The order form will close on February 4

THUNDEROUS

Published by Dynamite Entertainment

Written by: M.L. Smoker and Natalie Peeterse
Illustrated by: Dale Ray Deforest
ISBN: 9781948206464
Price: $16.99 USD, $22.99 CAD, £14.99 GBP
Ages: 8-12
Genre(s): Juvenile Fiction / Legends, Myths, Fables / Indigenous Peoples of the Americas / Comics & Graphic Novels / Action & Adventure / Fantasy
Page Count: 96 pages
Format: Softcover

On Sale: May 31, 2022

If Aiyana hears one more traditional Lakota story, she’ll scream! More interested in her social media presence than her Native American heritage, Aiyana is shocked when she suddenly finds herself in the magical Spirit World-with no cell coverage!

Pursued by the evil trickster Raven, Aiyana struggles to get back home, but is helped by friends and allies she meets along the way. Her dangerous journey through the Spirit World tests her fortitude and challenges her to embrace her Lakota roots. But will it be enough to defeat the cruel and powerful Raven?

Creator Bio(s)

M.L. SMOKER belongs to the Assiniboine and Sioux tribes of the Fort Peck Reservation in north-eastern Montana. She is Montana’s current Poet Laureate. She holds an MFA from the University of Montana in Missoula, where she was the recipient of the Richard Hugo Fellowship.

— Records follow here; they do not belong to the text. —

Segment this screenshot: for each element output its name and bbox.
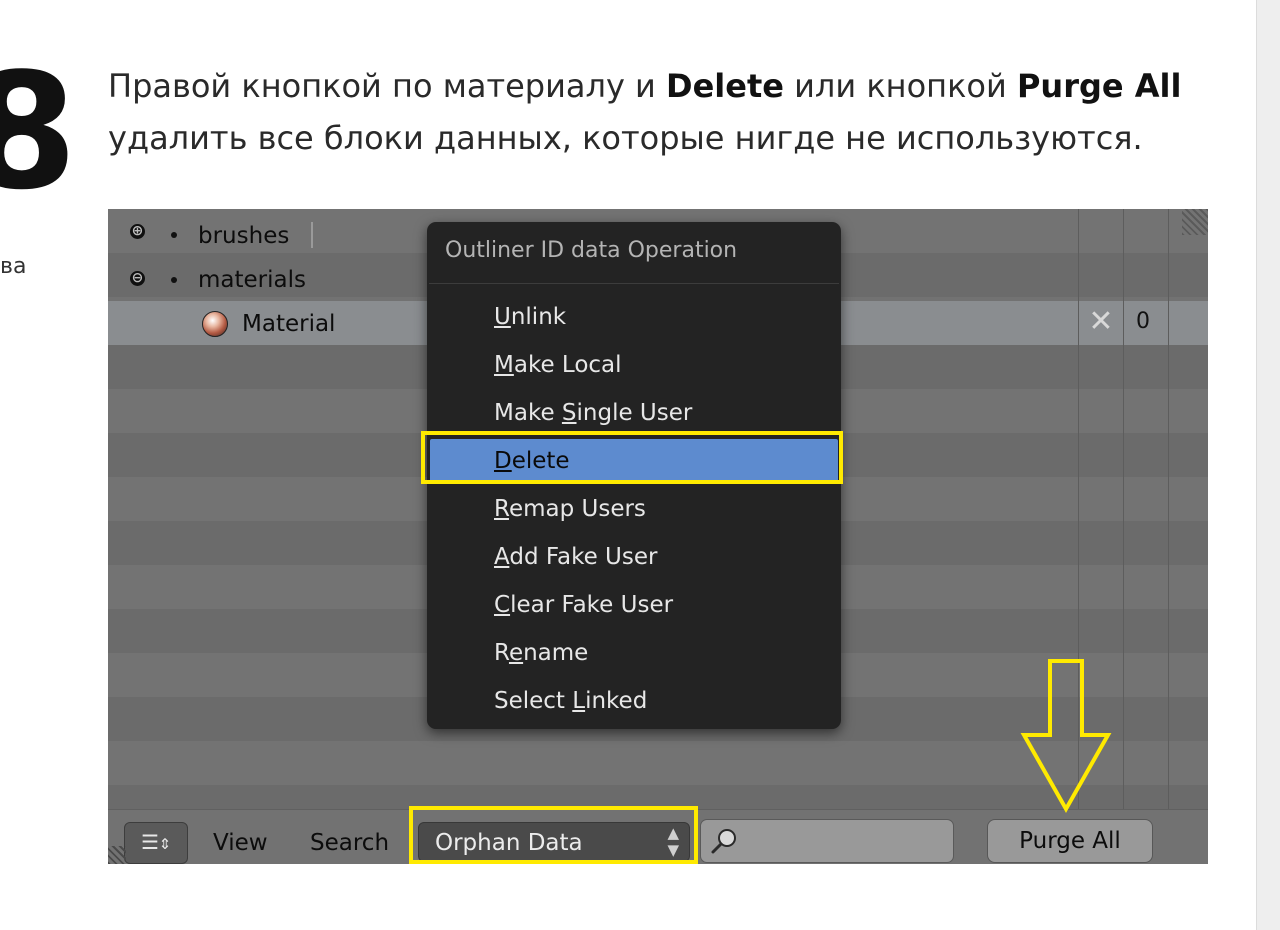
area-corner-handle[interactable]: [1182, 209, 1208, 235]
step-number: 8: [0, 38, 78, 225]
purge-all-button[interactable]: Purge All: [987, 819, 1153, 863]
menu-item[interactable]: Make Single User: [427, 391, 841, 435]
instruction-part-3: удалить все блоки данных, которые нигде …: [108, 119, 1143, 157]
menu-item[interactable]: Remap Users: [427, 487, 841, 531]
instruction-purge-all: Purge All: [1016, 67, 1182, 105]
menu-item[interactable]: Make Local: [427, 343, 841, 387]
delete-highlight-box: [421, 431, 843, 484]
menu-item-label: Select Linked: [494, 688, 648, 714]
instruction-part-1: Правой кнопкой по материалу и: [108, 67, 667, 105]
bullet-icon: [171, 232, 177, 238]
instruction-text: Правой кнопкой по материалу и Delete или…: [108, 60, 1228, 164]
expand-icon[interactable]: ⊕: [130, 224, 145, 239]
menu-item-label: Rename: [494, 640, 589, 666]
menu-item[interactable]: Rename: [427, 631, 841, 675]
menu-item[interactable]: Select Linked: [427, 679, 841, 723]
tree-item-brushes[interactable]: brushes: [198, 216, 289, 256]
instruction-part-2: или кнопкой: [783, 67, 1017, 105]
down-arrow-annotation: [1020, 659, 1112, 814]
menu-item[interactable]: Unlink: [427, 295, 841, 339]
menu-item-label: Make Single User: [494, 400, 693, 426]
collapse-icon[interactable]: ⊖: [130, 271, 145, 286]
blender-outliner-screenshot: ⊕ brushes ⊖ materials Material ✕ 0 Outli…: [108, 209, 1208, 864]
editor-type-button[interactable]: ☰⇕: [124, 822, 188, 864]
tree-item-materials[interactable]: materials: [198, 260, 306, 300]
instruction-delete: Delete: [666, 67, 784, 105]
menu-item[interactable]: Clear Fake User: [427, 583, 841, 627]
tree-item-material[interactable]: Material: [242, 304, 335, 344]
text-cursor: [311, 222, 313, 248]
search-input[interactable]: [700, 819, 954, 863]
menu-item[interactable]: Add Fake User: [427, 535, 841, 579]
page-scrollbar[interactable]: [1256, 0, 1280, 930]
search-menu[interactable]: Search: [310, 830, 389, 856]
material-icon: [202, 311, 228, 337]
orphan-data-highlight-box: [409, 806, 698, 864]
bullet-icon: [171, 277, 177, 283]
users-count: 0: [1136, 309, 1150, 334]
view-menu[interactable]: View: [213, 830, 268, 856]
search-icon: [711, 829, 736, 854]
menu-item-label: Remap Users: [494, 496, 646, 522]
menu-title: Outliner ID data Operation: [445, 238, 738, 263]
side-caption: ва: [0, 254, 27, 279]
menu-item-label: Add Fake User: [494, 544, 658, 570]
column-divider: [1168, 209, 1169, 809]
menu-separator: [429, 283, 839, 284]
menu-item-label: Unlink: [494, 304, 567, 330]
column-divider: [1123, 209, 1124, 809]
menu-item-label: Make Local: [494, 352, 622, 378]
area-corner-handle[interactable]: [108, 846, 126, 864]
outliner-icon: ☰⇕: [141, 830, 171, 854]
x-icon[interactable]: ✕: [1086, 307, 1116, 337]
menu-item-label: Clear Fake User: [494, 592, 674, 618]
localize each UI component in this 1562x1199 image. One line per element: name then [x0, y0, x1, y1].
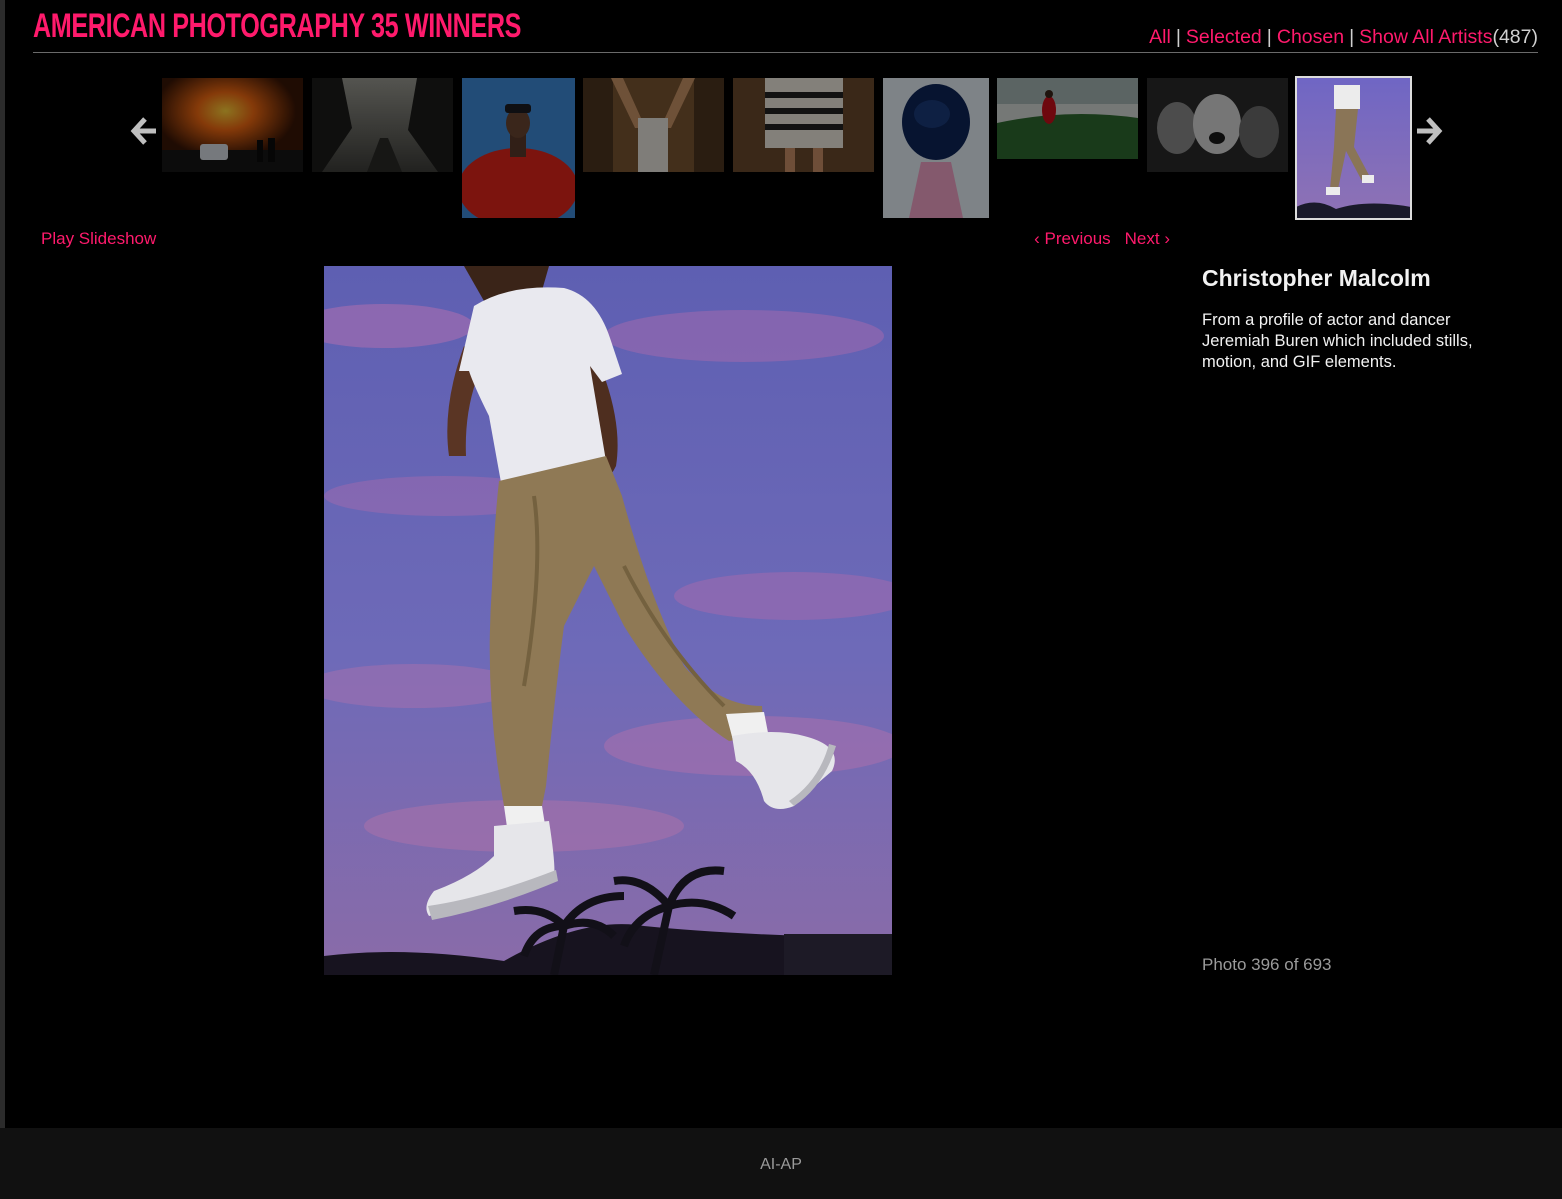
carousel-thumbnail[interactable] [462, 78, 575, 218]
arrow-left-icon [130, 117, 156, 145]
filter-all-link[interactable]: All [1149, 26, 1171, 48]
carousel-thumbnail-active[interactable] [1295, 76, 1412, 220]
filter-nav: All | Selected | Chosen | Show All Artists(487… [1149, 24, 1538, 50]
nav-separator: | [1349, 26, 1355, 48]
photo-caption: From a profile of actor and dancer Jerem… [1202, 311, 1473, 371]
left-edge-strip [0, 0, 5, 1128]
thumbnail-image [997, 78, 1138, 159]
artist-count: (487) [1492, 26, 1538, 48]
previous-photo-link[interactable]: ‹ Previous [1034, 229, 1111, 248]
carousel-thumbnail[interactable] [162, 78, 303, 172]
carousel-thumbnail[interactable] [1147, 78, 1288, 172]
main-photo-image [324, 266, 892, 975]
thumbnail-image [883, 78, 989, 218]
carousel-thumbnail[interactable] [583, 78, 724, 172]
thumbnail-image [312, 78, 453, 172]
site-footer: AI-AP [0, 1128, 1562, 1199]
site-title[interactable]: AMERICAN PHOTOGRAPHY 35 WINNERS [33, 6, 521, 46]
footer-text: AI-AP [760, 1156, 802, 1173]
filter-selected-link[interactable]: Selected [1186, 26, 1262, 48]
artist-name[interactable]: Christopher Malcolm [1202, 265, 1431, 292]
main-photo[interactable] [324, 266, 892, 975]
nav-separator: | [1175, 26, 1181, 48]
carousel-thumbnail[interactable] [733, 78, 874, 172]
nav-separator: | [1266, 26, 1272, 48]
thumbnail-image [462, 78, 575, 218]
thumbnail-image [733, 78, 874, 172]
arrow-right-icon [1417, 117, 1443, 145]
carousel-next-button[interactable] [1414, 114, 1444, 148]
show-all-artists-link[interactable]: Show All Artists [1359, 26, 1492, 48]
carousel-thumbnail[interactable] [883, 78, 989, 218]
thumbnail-image [1296, 77, 1411, 219]
thumbnail-image [162, 78, 303, 172]
thumbnail-image [1147, 78, 1288, 172]
play-slideshow-link[interactable]: Play Slideshow [41, 229, 156, 249]
carousel-prev-button[interactable] [129, 114, 159, 148]
photo-pagination: ‹ Previous Next › [1034, 229, 1170, 249]
site-header: AMERICAN PHOTOGRAPHY 35 WINNERS All | Sele… [33, 0, 1538, 53]
carousel-thumbnail[interactable] [997, 78, 1138, 159]
photo-counter: Photo 396 of 693 [1202, 955, 1332, 974]
next-photo-link[interactable]: Next › [1125, 229, 1170, 248]
filter-chosen-link[interactable]: Chosen [1277, 26, 1344, 48]
carousel-thumbnail[interactable] [312, 78, 453, 172]
thumbnail-image [583, 78, 724, 172]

She is also a graduate of Pepperdine University, and attended UCLA and the University of Colorado. Smoker Broaddus currently works for the Office of Public Instruction as the Director of Indian Education. She has spent the past seven years overseeing the work of statewide Indian Education for All Efforts and the Schools of Promise initiative, which seeks to turnaround the states lowest performing schools. In 2015, she was named the Indian Educator of Year by the National Indian Education Association. She was also recently appointed to the National Advisory Council on Indian Education by President Barack Obama. She was formerly an administrator in her home community of Frazer, Montana for three years. She has taught courses at Fort Peck Community College and the University of Montana. She has published one collection of poems, Another Attempt at Rescue (Hanging Loose Press, 2005). She has also served as a writer and consultant on the PBS documentaries Before There Were Parks and Indian Relay (which earned her a regional Emmy award).

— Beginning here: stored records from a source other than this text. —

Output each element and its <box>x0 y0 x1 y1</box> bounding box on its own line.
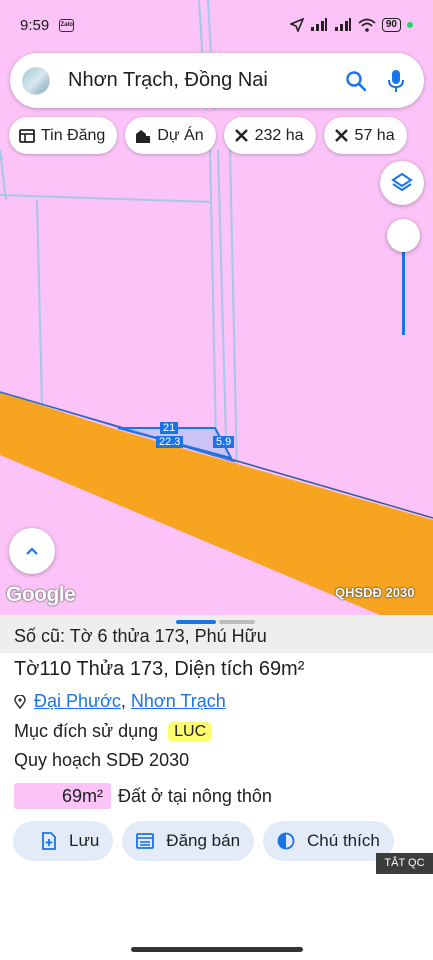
wifi-icon <box>358 18 376 32</box>
opacity-slider-handle[interactable] <box>387 219 420 252</box>
google-logo: Google <box>6 583 76 606</box>
location-pin-icon <box>14 694 26 709</box>
newspaper-icon <box>19 128 35 143</box>
district-link[interactable]: Nhơn Trạch <box>131 691 226 712</box>
privacy-dot-icon <box>407 22 413 28</box>
layers-button[interactable] <box>380 161 424 205</box>
filter-chips: Tin Đăng Dự Án 232 ha 57 ha <box>9 117 407 154</box>
zalo-icon: Zalo <box>59 18 75 32</box>
planning-heading: Quy hoạch SDĐ 2030 <box>14 750 190 770</box>
save-icon <box>42 832 56 850</box>
ruler-icon <box>234 129 248 142</box>
land-use-label: Mục đích sử dụng <box>14 721 159 741</box>
parcel-edge-label: 21 <box>160 422 179 434</box>
layers-icon <box>391 172 413 192</box>
parcel-info-sheet: Số cũ: Tờ 6 thửa 173, Phú Hữu Tờ 110 Thử… <box>0 615 433 960</box>
map-layer-label: QHSDĐ 2030 <box>335 585 415 600</box>
sheet-number: 110 <box>39 658 72 680</box>
chip-area-232[interactable]: 232 ha <box>223 117 316 154</box>
ruler-icon <box>334 129 348 142</box>
sheet-drag-handle[interactable] <box>176 620 255 624</box>
location-arrow-icon <box>289 18 304 32</box>
plot-number: 173 <box>129 658 164 680</box>
clock: 9:59 <box>20 16 50 34</box>
search-input[interactable]: Nhơn Trạch, Đồng Nai <box>68 69 332 92</box>
parcel-edge-label: 22.3 <box>156 436 184 448</box>
expand-sheet-button[interactable] <box>9 528 55 574</box>
land-use-code-badge: LUC <box>168 721 213 742</box>
parcel-area: , Diện tích 69m² <box>163 658 305 680</box>
chip-label: Dự Án <box>157 126 204 144</box>
building-icon <box>136 129 151 143</box>
chevron-up-icon <box>26 547 38 555</box>
battery-icon: 90 <box>381 18 401 32</box>
post-for-sale-button[interactable]: Đăng bán <box>122 821 255 861</box>
search-icon <box>346 70 367 91</box>
action-buttons: Lưu Đăng bán Chú thích <box>13 821 394 861</box>
home-gesture-handle[interactable] <box>131 947 303 952</box>
chip-listings[interactable]: Tin Đăng <box>9 117 118 154</box>
status-icons: 90 <box>289 18 413 32</box>
microphone-icon <box>388 69 404 92</box>
ward-link[interactable]: Đại Phước <box>34 691 121 712</box>
legend-icon <box>277 832 295 850</box>
parcel-edge-label: 5.9 <box>213 436 235 448</box>
planning-entry: 69m² Đất ở tại nông thôn <box>14 783 272 809</box>
signal-icon <box>310 18 327 31</box>
voice-search-button[interactable] <box>380 65 412 97</box>
status-bar: 9:59 Zalo 90 <box>0 0 433 50</box>
parcel-title: Tờ 110 Thửa 173 , Diện tích 69m² <box>14 658 305 680</box>
avatar[interactable] <box>22 66 50 95</box>
chip-projects[interactable]: Dự Án <box>125 117 216 154</box>
legend-button[interactable]: Chú thích <box>263 821 394 861</box>
planning-land-type: Đất ở tại nông thôn <box>118 785 272 806</box>
planning-area-swatch: 69m² <box>14 783 111 809</box>
listing-icon <box>136 833 155 849</box>
parcel-location: Đại Phước , Nhơn Trạch <box>14 691 226 712</box>
chip-label: Tin Đăng <box>41 126 106 144</box>
save-button[interactable]: Lưu <box>13 821 114 861</box>
search-bar[interactable]: Nhơn Trạch, Đồng Nai <box>10 53 424 108</box>
chip-label: 232 ha <box>254 126 304 144</box>
chip-area-57[interactable]: 57 ha <box>323 117 407 154</box>
search-button[interactable] <box>340 65 372 97</box>
gesture-bar <box>0 942 433 960</box>
chip-label: 57 ha <box>354 126 395 144</box>
land-use-row: Mục đích sử dụng LUC <box>14 721 213 742</box>
signal-icon <box>334 18 351 31</box>
hide-ads-button[interactable]: TẮT QC <box>376 853 433 874</box>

NATALIE PEETERSE has an MFA from the University of Montana. Her chapbook Black Birds : Blue Horse, An Elegy won the Gold Line Press Poetry Prize in 2011. A second chapbook, Dreadful : Luminosity, Letters, was published by Educe Press in the spring of 2017. She was included in I Go to the Ruined Place: Contemporary Poems in Defense of Global Human Rights (Lost Horse Press), and several other anthologies. She has been a fellow with the Arizona Commission on the Arts, a participant at the Squaw Valley Community of Writers, an artist in residence at the Caldera Institute, a participant in the 2018 US Poets in Mexico in Merida, Yucatan and most recently a Visiting Scholar at the University of Washington’s Whiteley Center at the Friday Harbor Laboratories. She is a recipient of the 2013 Artist Innovation Award by the Montana Arts Council. She lives in Helena, Montana.

DALE RAY DEFOREST grew up in the 4-Corners area of the Navajo Nation, around Shiprock and Farmington, New Mexico. He graduated High School from the Navajo Preparatory School in 1995 then studied 2-D Arts and Photography at the Institute of American Indian Arts (IAIA) in Santa Fe; also graduated IAIA in the summer of 2000. Dale’s primary practice is sequential and Digital Illustration. He employs high-contrast and thick lines to convey bold imagery matched with bright and vivid colors. Artwork that can be used to not only express, but captivate and manipulate thought and action has always been Dale’s goal as an artist.